Patient is a 44 year old male with no prior comorbidity, who presented with rapidly progressing cervical and axillary lymphadenopathy, fever and multiorgan failure including acute kidney injury (AKI), acute liver failure, encephalopathy, and tumor lysis syndrome. Hemogram showed neutrophilic leukocytosis of 49.2 10³/uL(3.8-10.8 10³/uL) with anemia of 10.3g/dl(13.2-17.1 g/dl) and thrombocytopenia of 18 10³/uL(140-400 10³/uL). Peripheral smear showed marked leukocytosis with prominent granulocytes, and left shift. Other labs include very high ferritin > 7500 ng/ml(23.9-336.2 ng/ml), elevated triglyceride 236 mg/dl(10-149 mg/dl), and normal NK cell function.

He underwent excisional biopsy of axillary lymph nodes which was consistent with anaplastic large cell lymphoma (ALK positive).
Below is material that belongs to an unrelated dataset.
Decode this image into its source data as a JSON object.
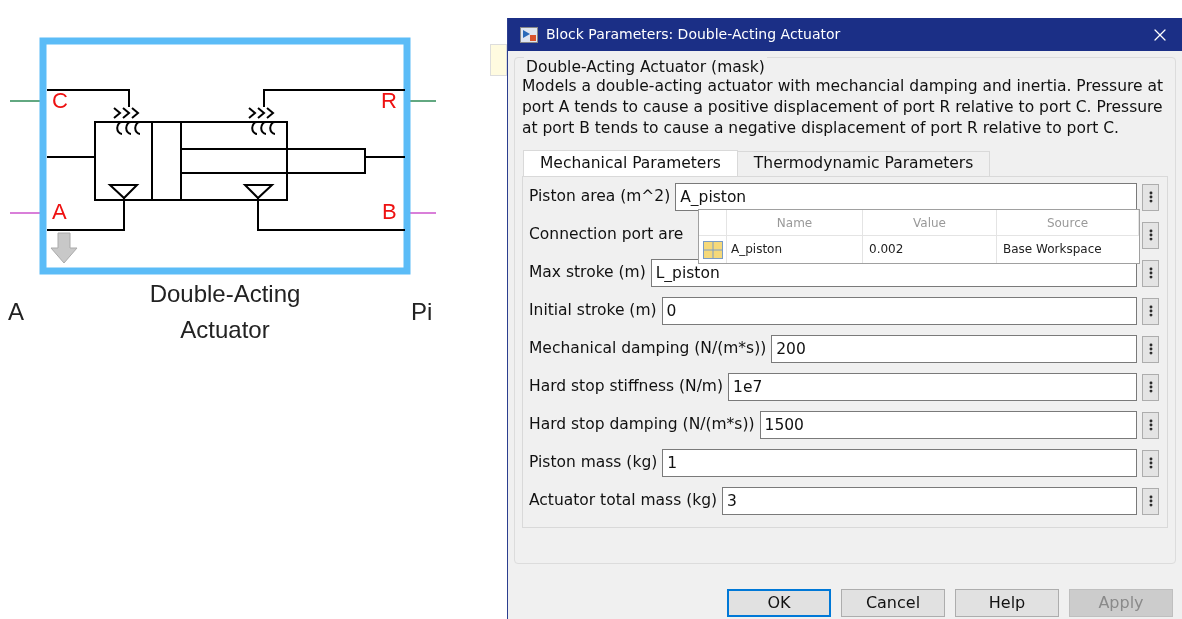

Bone marrow biopsy showed normocellular bone marrow with maturing trilineage hematopoiesis and rare ALK-positive cells, reactive changes with hemophagocytosis. Patient was diagnosed to have hemophagocytic lymphohistiocytosis(HLH) secondary to underlying lymphoma. 
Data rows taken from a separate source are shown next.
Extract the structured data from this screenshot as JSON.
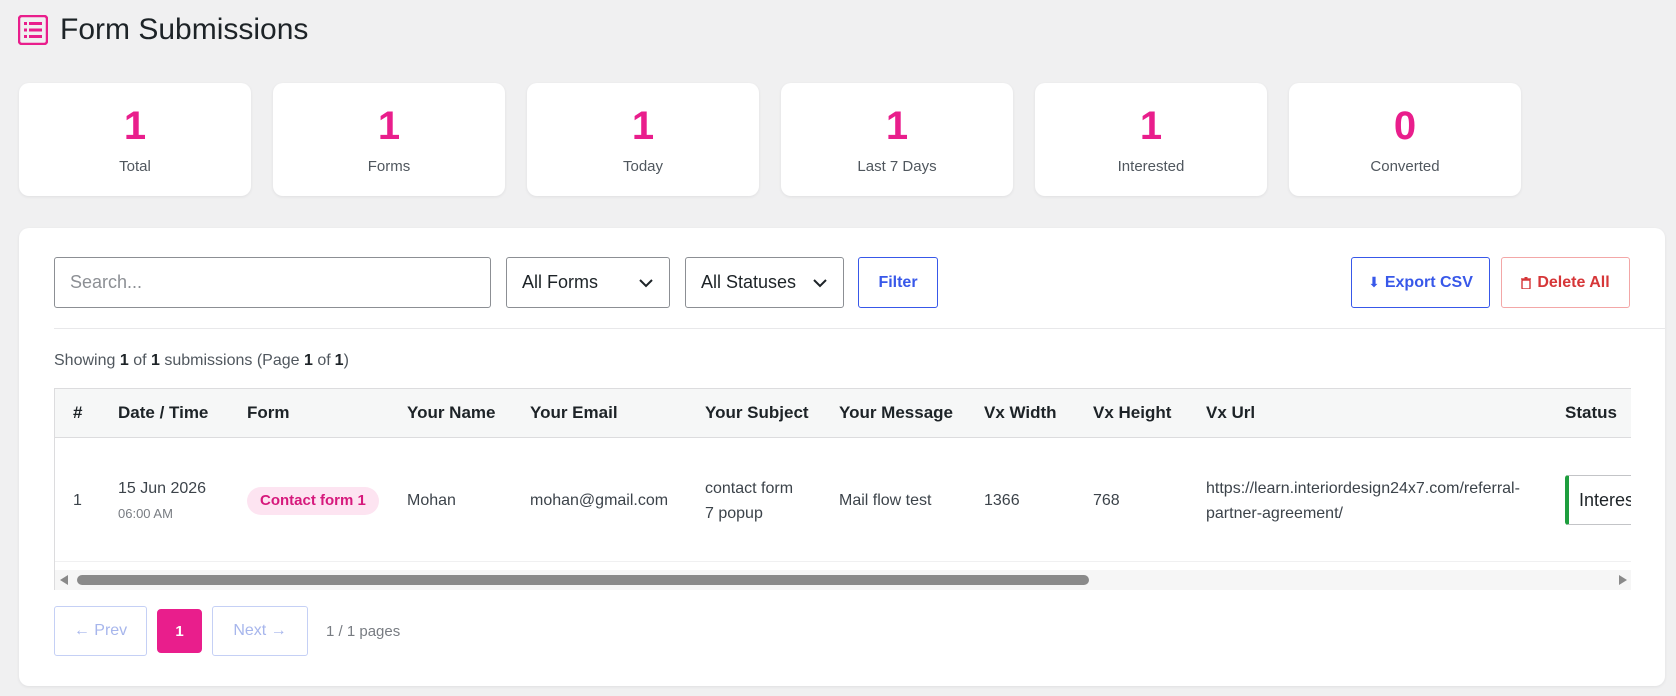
{
  "header": {
    "title": "Form Submissions",
    "icon": "list-icon",
    "accent": "#e91e8c"
  },
  "stats": [
    {
      "value": "1",
      "label": "Total"
    },
    {
      "value": "1",
      "label": "Forms"
    },
    {
      "value": "1",
      "label": "Today"
    },
    {
      "value": "1",
      "label": "Last 7 Days"
    },
    {
      "value": "1",
      "label": "Interested"
    },
    {
      "value": "0",
      "label": "Converted"
    }
  ],
  "toolbar": {
    "search_placeholder": "Search...",
    "search_value": "",
    "forms_select": "All Forms",
    "status_select": "All Statuses",
    "filter_label": "Filter",
    "export_label": "Export CSV",
    "export_icon": "download-icon",
    "delete_label": "Delete All",
    "delete_icon": "trash-icon"
  },
  "summary": {
    "prefix": "Showing",
    "count": "1",
    "of": "of",
    "total": "1",
    "suffix": "submissions (Page",
    "page": "1",
    "page_of": "of",
    "pages": "1",
    "close": ")"
  },
  "table": {
    "columns": [
      "#",
      "Date / Time",
      "Form",
      "Your Name",
      "Your Email",
      "Your Subject",
      "Your Message",
      "Vx Width",
      "Vx Height",
      "Vx Url",
      "Status"
    ],
    "rows": [
      {
        "num": "1",
        "date": "15 Jun 2026",
        "time": "06:00 AM",
        "form": "Contact form 1",
        "name": "Mohan",
        "email": "mohan@gmail.com",
        "subject_line1": "contact form",
        "subject_line2": "7 popup",
        "message": "Mail flow test",
        "vx_width": "1366",
        "vx_height": "768",
        "vx_url_line1": "https://learn.interiordesign24x7.com/referral-",
        "vx_url_line2": "partner-agreement/",
        "status": "Interested",
        "status_color": "#1e9e3e"
      }
    ],
    "scroll_fraction": 0.66
  },
  "pagination": {
    "prev": "← Prev",
    "current": "1",
    "next": "Next →",
    "info": "1 / 1 pages"
  }
}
He was started on ESAPH regimen (Etoposide, Solumedrol, Cytarabine and Cisplatin), as this also contains Etoposide from HLH-94 treatment protocol, with remarkable improvement in his mental status and organ function. 

Fig: Bone marrow aspirate smear (Wright-Giemsa, 1000x, oil immersion) shows macrophages with cytoplasmic cellular debris in  a background of trilineage hematopoiesis.